Checkout & payment pages Contain addresses, payment details, and user-specific tax/shipping. Caching them risks exposing data and breaking PCI compliance. private, no-store — always origin. (The demo marks /checkout exactly this way.)
Account, order history, wishlist Pure per-user PII; one cache key per shopper at best, cross-user leakage at worst. no-store; render from the session on the client.
Live stock / inventory Over-cache and you show "in stock" on a sold-out item — overselling, cancellations, angry customers. Very short TTL, or fetch fresh at the PDP/cart; don't bake stock into long-cached HTML.
Customer-group / contract (B2B) pricing & promotions The wrong shopper sees a price or discount they were never entitled to — a margin and, sometimes, legal problem. Cache the shared shell with base price; resolve the entitled price per-segment key or client-side.
Personalized recommendations / recently viewed Per-user by definition; a shared cache serves the last visitor's "Products you may like." Defer to a client-side fetch with a skeleton to hold the layout.

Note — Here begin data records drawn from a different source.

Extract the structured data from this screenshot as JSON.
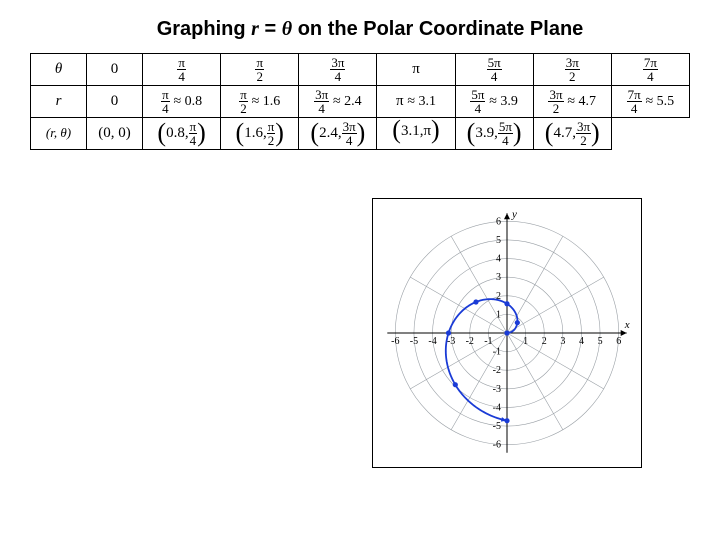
{
  "title_pre": "Graphing ",
  "title_eq_r": "r",
  "title_eq_mid": " = ",
  "title_eq_theta": "θ",
  "title_post": " on the Polar Coordinate Plane",
  "row_headers": {
    "theta": "θ",
    "r": "r",
    "pair": "(r, θ)"
  },
  "cols": [
    {
      "theta_num": "0",
      "theta_den": "",
      "r_num": "0",
      "r_den": "",
      "r_approx": "",
      "pair_r": "(0, 0)",
      "pair_num": "",
      "pair_den": ""
    },
    {
      "theta_num": "π",
      "theta_den": "4",
      "r_num": "π",
      "r_den": "4",
      "r_approx": "≈ 0.8",
      "pair_r": "0.8",
      "pair_num": "π",
      "pair_den": "4"
    },
    {
      "theta_num": "π",
      "theta_den": "2",
      "r_num": "π",
      "r_den": "2",
      "r_approx": "≈ 1.6",
      "pair_r": "1.6",
      "pair_num": "π",
      "pair_den": "2"
    },
    {
      "theta_num": "3π",
      "theta_den": "4",
      "r_num": "3π",
      "r_den": "4",
      "r_approx": "≈ 2.4",
      "pair_r": "2.4",
      "pair_num": "3π",
      "pair_den": "4"
    },
    {
      "theta_num": "π",
      "theta_den": "",
      "r_num": "π",
      "r_den": "",
      "r_approx": "≈ 3.1",
      "pair_r": "3.1",
      "pair_num": "π",
      "pair_den": ""
    },
    {
      "theta_num": "5π",
      "theta_den": "4",
      "r_num": "5π",
      "r_den": "4",
      "r_approx": "≈ 3.9",
      "pair_r": "3.9",
      "pair_num": "5π",
      "pair_den": "4"
    },
    {
      "theta_num": "3π",
      "theta_den": "2",
      "r_num": "3π",
      "r_den": "2",
      "r_approx": "≈ 4.7",
      "pair_r": "4.7",
      "pair_num": "3π",
      "pair_den": "2"
    },
    {
      "theta_num": "7π",
      "theta_den": "4",
      "r_num": "7π",
      "r_den": "4",
      "r_approx": "≈ 5.5",
      "pair_r": "",
      "pair_num": "",
      "pair_den": ""
    }
  ],
  "chart": {
    "size": 270,
    "bg": "#ffffff",
    "border": "#000000",
    "grid": "#9aa0a6",
    "axis": "#000000",
    "tick_color": "#000000",
    "curve": "#1a3bd6",
    "point": "#1a3bd6",
    "arrow": "#1a3bd6",
    "range": 6.5,
    "rings": [
      1,
      2,
      3,
      4,
      5,
      6
    ],
    "radials": 12,
    "ticks_x_neg": [
      "-6",
      "-5",
      "-4",
      "-3",
      "-2",
      "-1"
    ],
    "ticks_x_pos": [
      "1",
      "2",
      "3",
      "4",
      "5",
      "6"
    ],
    "ticks_y_neg": [
      "-1",
      "-2",
      "-3",
      "-4",
      "-5",
      "-6"
    ],
    "ticks_y_pos": [
      "1",
      "2",
      "3",
      "4",
      "5",
      "6"
    ],
    "x_label": "x",
    "y_label": "y",
    "theta_max": 4.71,
    "arrow_theta": 4.71,
    "tick_fontsize": 10
  }
}
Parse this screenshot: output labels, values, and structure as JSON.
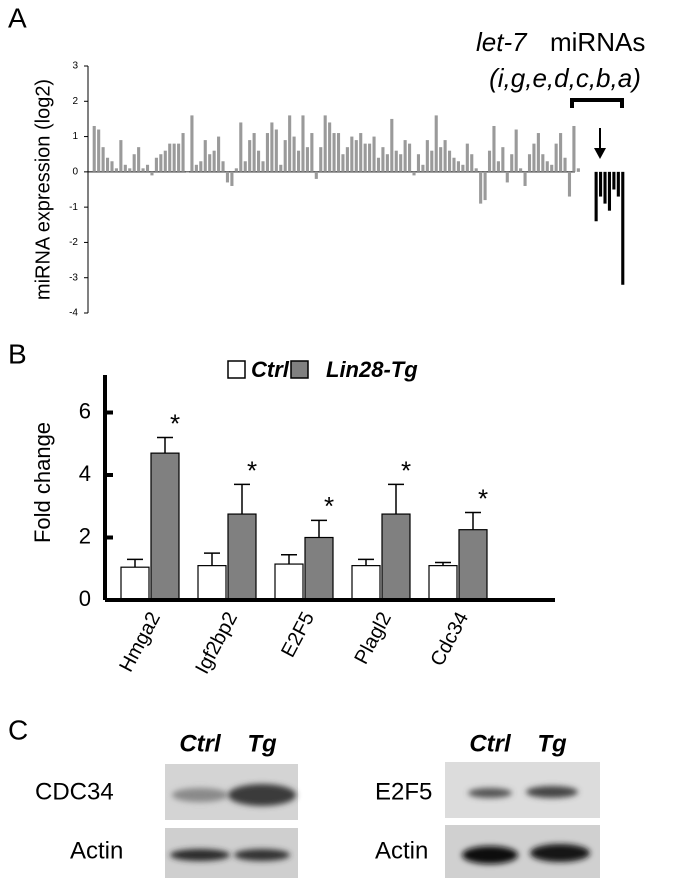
{
  "panel_labels": [
    "A",
    "B",
    "C"
  ],
  "chart_data": [
    {
      "type": "bar",
      "ylabel": "miRNA expression (log2)",
      "annotations": [
        "let-7",
        "miRNAs",
        "(i,g,e,d,c,b,a)"
      ],
      "categories": [
        null,
        null,
        null,
        null,
        null,
        null,
        null,
        null,
        null,
        null,
        null,
        null,
        null,
        null,
        null,
        null,
        null,
        null,
        null,
        null,
        null,
        null,
        null,
        null,
        null,
        null,
        null,
        null,
        null,
        null,
        null,
        null,
        null,
        null,
        null,
        null,
        null,
        null,
        null,
        null,
        null,
        null,
        null,
        null,
        null,
        null,
        null,
        null,
        null,
        null,
        null,
        null,
        null,
        null,
        null,
        null,
        null,
        null,
        null,
        null,
        null,
        null,
        null,
        null,
        null,
        null,
        null,
        null,
        null,
        null,
        null,
        null,
        null,
        null,
        null,
        null,
        null,
        null,
        null,
        null,
        null,
        null,
        null,
        null,
        null,
        null,
        null,
        null,
        null,
        null,
        null,
        null,
        null,
        null,
        null,
        null,
        null,
        null,
        null,
        null,
        null,
        null,
        null,
        null,
        null,
        null,
        null,
        null,
        null,
        null,
        null,
        null,
        null,
        null,
        null,
        null,
        null,
        null,
        null,
        null
      ],
      "series": [
        {
          "color": "#9a9a9a",
          "values": [
            1.3,
            1.2,
            0.7,
            0.4,
            0.3,
            0.1,
            0.9,
            0.2,
            0.1,
            0.5,
            0.7,
            0.1,
            0.2,
            -0.1,
            0.4,
            0.5,
            0.6,
            0.8,
            0.8,
            0.8,
            1.1,
            0,
            1.6,
            0.2,
            0.3,
            0.9,
            0.5,
            0.6,
            1.0,
            0.3,
            -0.3,
            -0.4,
            0.1,
            1.4,
            0.3,
            0.9,
            1.1,
            0.6,
            0.3,
            1.1,
            1.4,
            1.2,
            0.2,
            0.9,
            1.6,
            1.0,
            0.6,
            1.6,
            0.7,
            1.1,
            -0.2,
            0.7,
            1.6,
            1.4,
            1.1,
            1.1,
            0.5,
            0.7,
            1.0,
            0.9,
            1.1,
            0.8,
            0.8,
            1.0,
            0.4,
            0.7,
            0.5,
            1.5,
            0.6,
            0.5,
            0.9,
            0.8,
            -0.1,
            0.5,
            0.2,
            0.9,
            0.6,
            1.6,
            0.7,
            0.9,
            0.6,
            0.4,
            0.3,
            0.2,
            0.8,
            0.5,
            0.1,
            -0.9,
            -0.8,
            0.6,
            1.3,
            0.3,
            0.7,
            -0.3,
            0.5,
            1.2,
            0.1,
            -0.4,
            0.5,
            0.8,
            1.1,
            0.5,
            0.3,
            0.2,
            0.8,
            1.1,
            0.4,
            -0.7,
            1.3,
            0.1,
            null,
            null,
            null,
            null,
            null,
            null,
            null,
            null,
            null,
            null
          ]
        },
        {
          "color": "#000000",
          "values": [
            null,
            null,
            null,
            null,
            null,
            null,
            null,
            null,
            null,
            null,
            null,
            null,
            null,
            null,
            null,
            null,
            null,
            null,
            null,
            null,
            null,
            null,
            null,
            null,
            null,
            null,
            null,
            null,
            null,
            null,
            null,
            null,
            null,
            null,
            null,
            null,
            null,
            null,
            null,
            null,
            null,
            null,
            null,
            null,
            null,
            null,
            null,
            null,
            null,
            null,
            null,
            null,
            null,
            null,
            null,
            null,
            null,
            null,
            null,
            null,
            null,
            null,
            null,
            null,
            null,
            null,
            null,
            null,
            null,
            null,
            null,
            null,
            null,
            null,
            null,
            null,
            null,
            null,
            null,
            null,
            null,
            null,
            null,
            null,
            null,
            null,
            null,
            null,
            null,
            null,
            null,
            null,
            null,
            null,
            null,
            null,
            null,
            null,
            null,
            null,
            null,
            null,
            null,
            null,
            null,
            null,
            null,
            null,
            null,
            null,
            null,
            null,
            null,
            -1.4,
            -0.7,
            -0.9,
            -1.1,
            -0.5,
            -0.7,
            -3.2
          ]
        }
      ],
      "ylim": [
        -4,
        3
      ],
      "yticks": [
        -4,
        -3,
        -2,
        -1,
        0,
        1,
        2,
        3
      ]
    },
    {
      "type": "grouped_bar",
      "ylabel": "Fold change",
      "categories": [
        "Hmga2",
        "Igf2bp2",
        "E2F5",
        "Plagl2",
        "Cdc34"
      ],
      "series": [
        {
          "name": "Ctrl",
          "color": "#ffffff",
          "values": [
            1.05,
            1.1,
            1.15,
            1.1,
            1.1
          ],
          "errors": [
            0.25,
            0.4,
            0.3,
            0.2,
            0.1
          ]
        },
        {
          "name": "Lin28-Tg",
          "color": "#808080",
          "values": [
            4.7,
            2.75,
            2.0,
            2.75,
            2.25
          ],
          "errors": [
            0.5,
            0.95,
            0.55,
            0.95,
            0.55
          ]
        }
      ],
      "annotations": [
        "*",
        "*",
        "*",
        "*",
        "*"
      ],
      "ylim": [
        0,
        7.2
      ],
      "yticks": [
        0,
        2,
        4,
        6
      ]
    }
  ],
  "blots": [
    {
      "lanes": [
        "Ctrl",
        "Tg"
      ],
      "rows": [
        "CDC34",
        "Actin"
      ]
    },
    {
      "lanes": [
        "Ctrl",
        "Tg"
      ],
      "rows": [
        "E2F5",
        "Actin"
      ]
    }
  ]
}
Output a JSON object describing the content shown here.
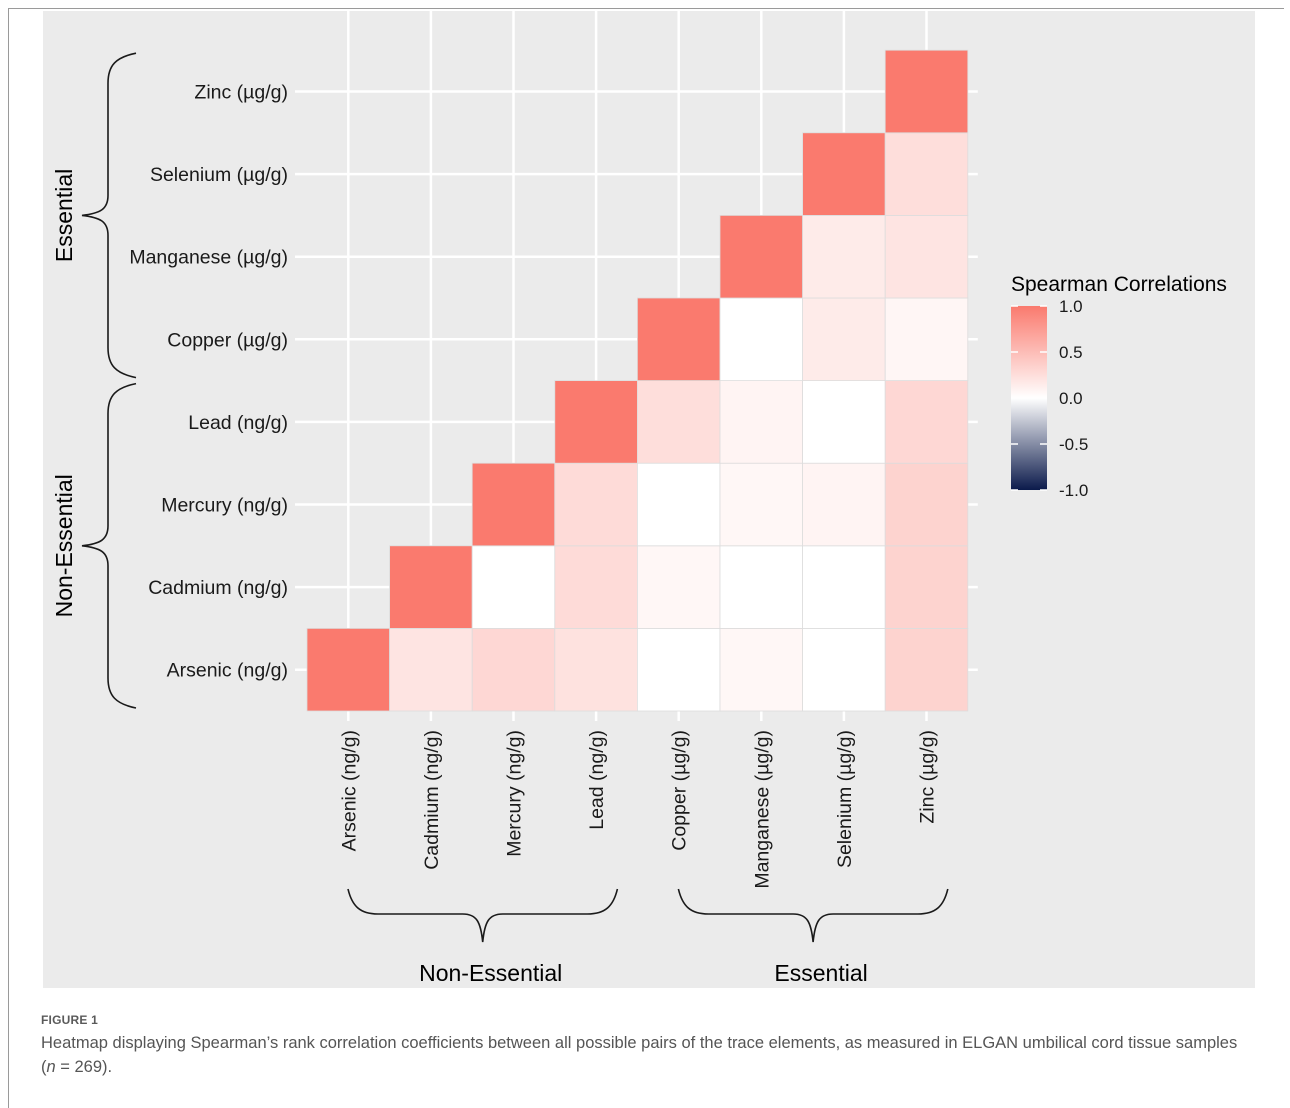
{
  "figure": {
    "label": "FIGURE 1",
    "caption_before": "Heatmap displaying Spearman’s rank correlation coefficients between all possible pairs of the trace elements, as measured in ELGAN umbilical cord tissue samples (",
    "caption_italic": "n",
    "caption_after": " = 269)."
  },
  "chart_data": {
    "type": "heatmap",
    "title": "",
    "variables": [
      "Arsenic (ng/g)",
      "Cadmium (ng/g)",
      "Mercury (ng/g)",
      "Lead (ng/g)",
      "Copper (µg/g)",
      "Manganese (µg/g)",
      "Selenium (µg/g)",
      "Zinc (µg/g)"
    ],
    "groups": [
      {
        "label": "Non-Essential",
        "members": [
          "Arsenic (ng/g)",
          "Cadmium (ng/g)",
          "Mercury (ng/g)",
          "Lead (ng/g)"
        ]
      },
      {
        "label": "Essential",
        "members": [
          "Copper (µg/g)",
          "Manganese (µg/g)",
          "Selenium (µg/g)",
          "Zinc (µg/g)"
        ]
      }
    ],
    "cells": [
      {
        "x": "Arsenic (ng/g)",
        "y": "Arsenic (ng/g)",
        "value": 1.0
      },
      {
        "x": "Cadmium (ng/g)",
        "y": "Arsenic (ng/g)",
        "value": 0.2
      },
      {
        "x": "Mercury (ng/g)",
        "y": "Arsenic (ng/g)",
        "value": 0.3
      },
      {
        "x": "Lead (ng/g)",
        "y": "Arsenic (ng/g)",
        "value": 0.22
      },
      {
        "x": "Copper (µg/g)",
        "y": "Arsenic (ng/g)",
        "value": 0.0
      },
      {
        "x": "Manganese (µg/g)",
        "y": "Arsenic (ng/g)",
        "value": 0.06
      },
      {
        "x": "Selenium (µg/g)",
        "y": "Arsenic (ng/g)",
        "value": 0.0
      },
      {
        "x": "Zinc (µg/g)",
        "y": "Arsenic (ng/g)",
        "value": 0.33
      },
      {
        "x": "Cadmium (ng/g)",
        "y": "Cadmium (ng/g)",
        "value": 1.0
      },
      {
        "x": "Mercury (ng/g)",
        "y": "Cadmium (ng/g)",
        "value": 0.0
      },
      {
        "x": "Lead (ng/g)",
        "y": "Cadmium (ng/g)",
        "value": 0.27
      },
      {
        "x": "Copper (µg/g)",
        "y": "Cadmium (ng/g)",
        "value": 0.06
      },
      {
        "x": "Manganese (µg/g)",
        "y": "Cadmium (ng/g)",
        "value": 0.0
      },
      {
        "x": "Selenium (µg/g)",
        "y": "Cadmium (ng/g)",
        "value": 0.0
      },
      {
        "x": "Zinc (µg/g)",
        "y": "Cadmium (ng/g)",
        "value": 0.33
      },
      {
        "x": "Mercury (ng/g)",
        "y": "Mercury (ng/g)",
        "value": 1.0
      },
      {
        "x": "Lead (ng/g)",
        "y": "Mercury (ng/g)",
        "value": 0.27
      },
      {
        "x": "Copper (µg/g)",
        "y": "Mercury (ng/g)",
        "value": 0.0
      },
      {
        "x": "Manganese (µg/g)",
        "y": "Mercury (ng/g)",
        "value": 0.06
      },
      {
        "x": "Selenium (µg/g)",
        "y": "Mercury (ng/g)",
        "value": 0.08
      },
      {
        "x": "Zinc (µg/g)",
        "y": "Mercury (ng/g)",
        "value": 0.33
      },
      {
        "x": "Lead (ng/g)",
        "y": "Lead (ng/g)",
        "value": 1.0
      },
      {
        "x": "Copper (µg/g)",
        "y": "Lead (ng/g)",
        "value": 0.25
      },
      {
        "x": "Manganese (µg/g)",
        "y": "Lead (ng/g)",
        "value": 0.08
      },
      {
        "x": "Selenium (µg/g)",
        "y": "Lead (ng/g)",
        "value": 0.0
      },
      {
        "x": "Zinc (µg/g)",
        "y": "Lead (ng/g)",
        "value": 0.3
      },
      {
        "x": "Copper (µg/g)",
        "y": "Copper (µg/g)",
        "value": 1.0
      },
      {
        "x": "Manganese (µg/g)",
        "y": "Copper (µg/g)",
        "value": 0.0
      },
      {
        "x": "Selenium (µg/g)",
        "y": "Copper (µg/g)",
        "value": 0.15
      },
      {
        "x": "Zinc (µg/g)",
        "y": "Copper (µg/g)",
        "value": 0.07
      },
      {
        "x": "Manganese (µg/g)",
        "y": "Manganese (µg/g)",
        "value": 1.0
      },
      {
        "x": "Selenium (µg/g)",
        "y": "Manganese (µg/g)",
        "value": 0.15
      },
      {
        "x": "Zinc (µg/g)",
        "y": "Manganese (µg/g)",
        "value": 0.2
      },
      {
        "x": "Selenium (µg/g)",
        "y": "Selenium (µg/g)",
        "value": 1.0
      },
      {
        "x": "Zinc (µg/g)",
        "y": "Selenium (µg/g)",
        "value": 0.25
      },
      {
        "x": "Zinc (µg/g)",
        "y": "Zinc (µg/g)",
        "value": 1.0
      }
    ],
    "legend": {
      "title": "Spearman Correlations",
      "ticks": [
        "1.0",
        "0.5",
        "0.0",
        "-0.5",
        "-1.0"
      ],
      "range": [
        -1.0,
        1.0
      ],
      "colors": {
        "high": "#fa7a6e",
        "mid": "#ffffff",
        "low": "#0b1a4b"
      },
      "placement": "right"
    },
    "grid": true,
    "colors": {
      "background": "#ebebeb",
      "gridline": "#ffffff",
      "tile_border": "#dddddd"
    }
  }
}
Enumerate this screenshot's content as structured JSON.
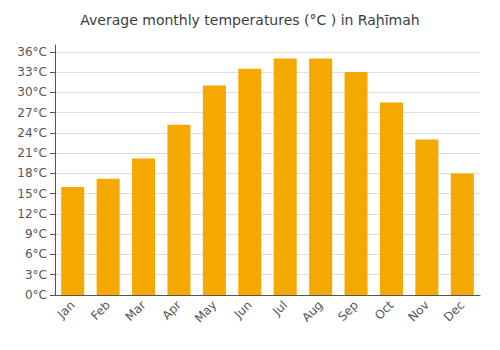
{
  "chart_data": {
    "type": "bar",
    "title": "Average monthly temperatures (°C ) in Raḩīmah",
    "categories": [
      "Jan",
      "Feb",
      "Mar",
      "Apr",
      "May",
      "Jun",
      "Jul",
      "Aug",
      "Sep",
      "Oct",
      "Nov",
      "Dec"
    ],
    "values": [
      16.0,
      17.2,
      20.2,
      25.2,
      31.0,
      33.5,
      35.0,
      35.0,
      33.0,
      28.5,
      23.0,
      18.0
    ],
    "color": "#F5A800",
    "ylim": [
      0,
      37
    ],
    "yticks": [
      {
        "value": 0,
        "label": "0°C"
      },
      {
        "value": 3,
        "label": "3°C"
      },
      {
        "value": 6,
        "label": "6°C"
      },
      {
        "value": 9,
        "label": "9°C"
      },
      {
        "value": 12,
        "label": "12°C"
      },
      {
        "value": 15,
        "label": "15°C"
      },
      {
        "value": 18,
        "label": "18°C"
      },
      {
        "value": 21,
        "label": "21°C"
      },
      {
        "value": 24,
        "label": "24°C"
      },
      {
        "value": 27,
        "label": "27°C"
      },
      {
        "value": 30,
        "label": "30°C"
      },
      {
        "value": 33,
        "label": "33°C"
      },
      {
        "value": 36,
        "label": "36°C"
      }
    ],
    "grid": true
  }
}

And here's the part that's really about federation, not just caching: the cleanest rule isn't to maintain a per-endpoint blocklist — it's to not federate session- or time-sensitive data into the cached page at all. Keep the SSR payload identical for every shopper, and pull the personal, volatile bits in a second step on the client (Alokai's docs show exactly this — a useEffect fetch behind a skeleton). The shared shell caches beautifully; the per-user fragment never touches the cache. The same logic kills the tempting "one merged endpoint for the whole page" idea: fuse volatile price/stock onto stable content and the combined entry inherits the shortest TTL, so you've cached the slow-changing content for as long as the fastest-changing field allows — which is to say, barely.

🛒
Cache the page everyone shares; federate-in what's personal, late. A storefront isn't one document — it's a stable, shareable shell with a few volatile, per-user holes punched in it. Cache the shell hard; fill the holes per request.

Built on the Alokai Middleware. The numbers here are illustrative — yours are in your traces. Go look at them.